Approval for this study was obtained from Medical IRB-2 at UCLA. Written consent was obtained from all participants.
Participants were recruited for participation via convenience sampling on the UCLA campus. Anyone who fulfilled the inclusion criteria (at least 18 years of age, able to give informed consent in English and affiliated with the UCLA community) was offered enrollment in the study. Potential participants were recruited from large gatherings of UCLA students, faculty and staff in order to maximize participation in the study. Following the process of informed consent, all participants completed a comprehensive questionnaire containing questions about their basic demographic information including their date of birth, gender, race, location of residence (on/off campus), and affiliation with UCLA (undergraduate, graduate, faculty, staff or other). The questionnaire also inquired about their vaccination status (both seasonal and H1N1 vaccine) and history of flu-like symptoms including chills, cough, diarrhea, fever, headache, muscle aches, nausea, runny nose, sore throat, stuffy nose and vomiting. They were asked whether or not they sought medical care, whether or not they had been diagnosed with H1N1 and whether or not they had been hospitalized due to H1N1 infection. They were also asked whether or not they had known exposures to individuals who had been diagnosed with H1N1 infection. In order to attempt to minimize recall bias, for each question participants were specifically prompted to think about the time frame from April 2009 until the current date (May 2010). All subjects were recruited in May of 2010.
A 10 ml venous blood sample was then collected from all willing participants. Participants were free at any point to decline to give detailed information and/or biological specimens and they were free to end their participation in the study at anytime. In total, 300 participants were enrolled in the study.

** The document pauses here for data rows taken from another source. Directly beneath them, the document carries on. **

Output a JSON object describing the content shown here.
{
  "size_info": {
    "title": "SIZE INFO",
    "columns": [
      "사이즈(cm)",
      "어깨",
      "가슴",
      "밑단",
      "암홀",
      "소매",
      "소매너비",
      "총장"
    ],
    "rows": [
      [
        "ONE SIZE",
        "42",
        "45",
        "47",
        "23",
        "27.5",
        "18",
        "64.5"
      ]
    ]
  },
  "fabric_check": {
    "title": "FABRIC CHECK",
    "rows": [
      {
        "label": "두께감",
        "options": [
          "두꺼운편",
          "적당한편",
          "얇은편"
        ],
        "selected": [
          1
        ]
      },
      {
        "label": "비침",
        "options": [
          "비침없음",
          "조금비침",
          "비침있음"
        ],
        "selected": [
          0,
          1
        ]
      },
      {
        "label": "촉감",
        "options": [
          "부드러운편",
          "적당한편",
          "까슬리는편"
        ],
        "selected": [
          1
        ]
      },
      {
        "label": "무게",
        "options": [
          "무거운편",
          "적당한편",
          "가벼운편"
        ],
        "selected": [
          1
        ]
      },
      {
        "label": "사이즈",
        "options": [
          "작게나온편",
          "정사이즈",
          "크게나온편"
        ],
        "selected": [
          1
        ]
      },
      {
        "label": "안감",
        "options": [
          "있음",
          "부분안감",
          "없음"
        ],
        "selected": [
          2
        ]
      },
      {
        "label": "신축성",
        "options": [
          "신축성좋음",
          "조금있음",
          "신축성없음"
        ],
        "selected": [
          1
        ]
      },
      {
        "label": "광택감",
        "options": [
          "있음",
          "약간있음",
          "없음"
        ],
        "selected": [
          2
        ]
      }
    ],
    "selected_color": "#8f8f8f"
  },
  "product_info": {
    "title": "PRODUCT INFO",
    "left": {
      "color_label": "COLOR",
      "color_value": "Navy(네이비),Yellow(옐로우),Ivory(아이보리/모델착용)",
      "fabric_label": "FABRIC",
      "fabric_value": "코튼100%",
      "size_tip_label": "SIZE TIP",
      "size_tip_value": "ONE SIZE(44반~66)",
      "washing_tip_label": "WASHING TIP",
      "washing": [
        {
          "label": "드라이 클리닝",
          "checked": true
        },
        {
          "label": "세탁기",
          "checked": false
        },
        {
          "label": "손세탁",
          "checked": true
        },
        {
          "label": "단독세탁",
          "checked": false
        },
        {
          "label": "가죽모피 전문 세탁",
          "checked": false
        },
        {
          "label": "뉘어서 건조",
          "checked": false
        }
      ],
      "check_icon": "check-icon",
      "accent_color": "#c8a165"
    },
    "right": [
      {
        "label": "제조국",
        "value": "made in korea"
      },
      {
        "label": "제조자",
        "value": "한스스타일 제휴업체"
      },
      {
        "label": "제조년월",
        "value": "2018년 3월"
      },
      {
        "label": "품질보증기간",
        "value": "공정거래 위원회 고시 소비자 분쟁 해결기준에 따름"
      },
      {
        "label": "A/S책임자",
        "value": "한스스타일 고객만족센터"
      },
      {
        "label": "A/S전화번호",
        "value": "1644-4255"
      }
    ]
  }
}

Blood specimens were centrifuged and separated into plasma and buffy-coat aliquots prior to being frozen and stored in a - 20°C freezer at UCLA until they were ready for laboratory analysis at the University of Florida. Antibody responses were detected by use of a routine standard Centers for Disease Control and Prevention protocol hemagglutination antibody inhibition (HAI) analysis to detect antibodies to influenza A(H1N1) 2009 (A/Mexico/4108/09(pandemic H1N1)). The human H1N1 strain was grown in MDCK cells. Serum samples were pretreated with receptor-destroying enzymes (1 part serum to 3 parts enzyme) from Vibrio cholerae overnight, and then were hemadsorbed with guinea pig blood. Serial two-fold dilutions of serum were tested beginning with a 1:10 dilution and a final dilution of 1:640. Suitable control samples were included in all assays. HI titer results were reported as the reciprocal of the highest dilution of serum that inhibited virus-induced hemagglutination of a 0.5% (from guinea pigs) solution of erythrocytes [14, 15]. In order to be consistent with other published papers in the field, sera were considered positive at an HI titre of 1: 40 or greater since titres greater than 1: 40 are correlated with a reduction of 50% of the risk of contracting an influenza infection [16–23]. While the authors acknowledge this is a highly sensitive threshold, it may come at the compromise of specificity.

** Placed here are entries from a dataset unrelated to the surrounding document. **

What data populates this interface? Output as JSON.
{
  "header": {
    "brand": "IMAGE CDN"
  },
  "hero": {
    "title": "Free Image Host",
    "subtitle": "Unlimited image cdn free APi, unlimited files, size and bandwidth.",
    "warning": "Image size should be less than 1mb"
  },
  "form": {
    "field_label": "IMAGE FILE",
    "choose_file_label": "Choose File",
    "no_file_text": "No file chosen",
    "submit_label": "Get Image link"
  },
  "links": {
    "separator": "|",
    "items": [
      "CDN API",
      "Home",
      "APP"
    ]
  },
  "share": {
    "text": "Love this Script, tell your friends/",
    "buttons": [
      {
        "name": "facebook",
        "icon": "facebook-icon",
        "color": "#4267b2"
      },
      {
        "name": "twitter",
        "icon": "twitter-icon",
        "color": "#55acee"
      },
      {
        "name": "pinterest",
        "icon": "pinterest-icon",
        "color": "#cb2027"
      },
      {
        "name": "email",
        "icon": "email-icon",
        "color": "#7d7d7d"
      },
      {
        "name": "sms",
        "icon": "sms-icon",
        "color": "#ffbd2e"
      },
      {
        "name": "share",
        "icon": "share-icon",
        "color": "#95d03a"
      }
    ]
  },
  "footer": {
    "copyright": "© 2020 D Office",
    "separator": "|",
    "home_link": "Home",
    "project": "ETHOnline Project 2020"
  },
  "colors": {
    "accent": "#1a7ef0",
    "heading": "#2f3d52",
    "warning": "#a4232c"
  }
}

Analyses were conducted using the SAS software (SAS, Inc., V.9.1). A cross-sectional analysis was performed using the questionnaire data obtained from the participants. Descriptive variables were examined and then we cross-tabulated variables of interest to explore any apparent associations. When analyzing symptomatic characteristics, we looked at which participants reported the aggregate of symptoms which met the May 2010 CDC definition on influenza-like illness (fever AND cough and/or sore throat). Because of small sample size, more complex statistical analyses were not performed.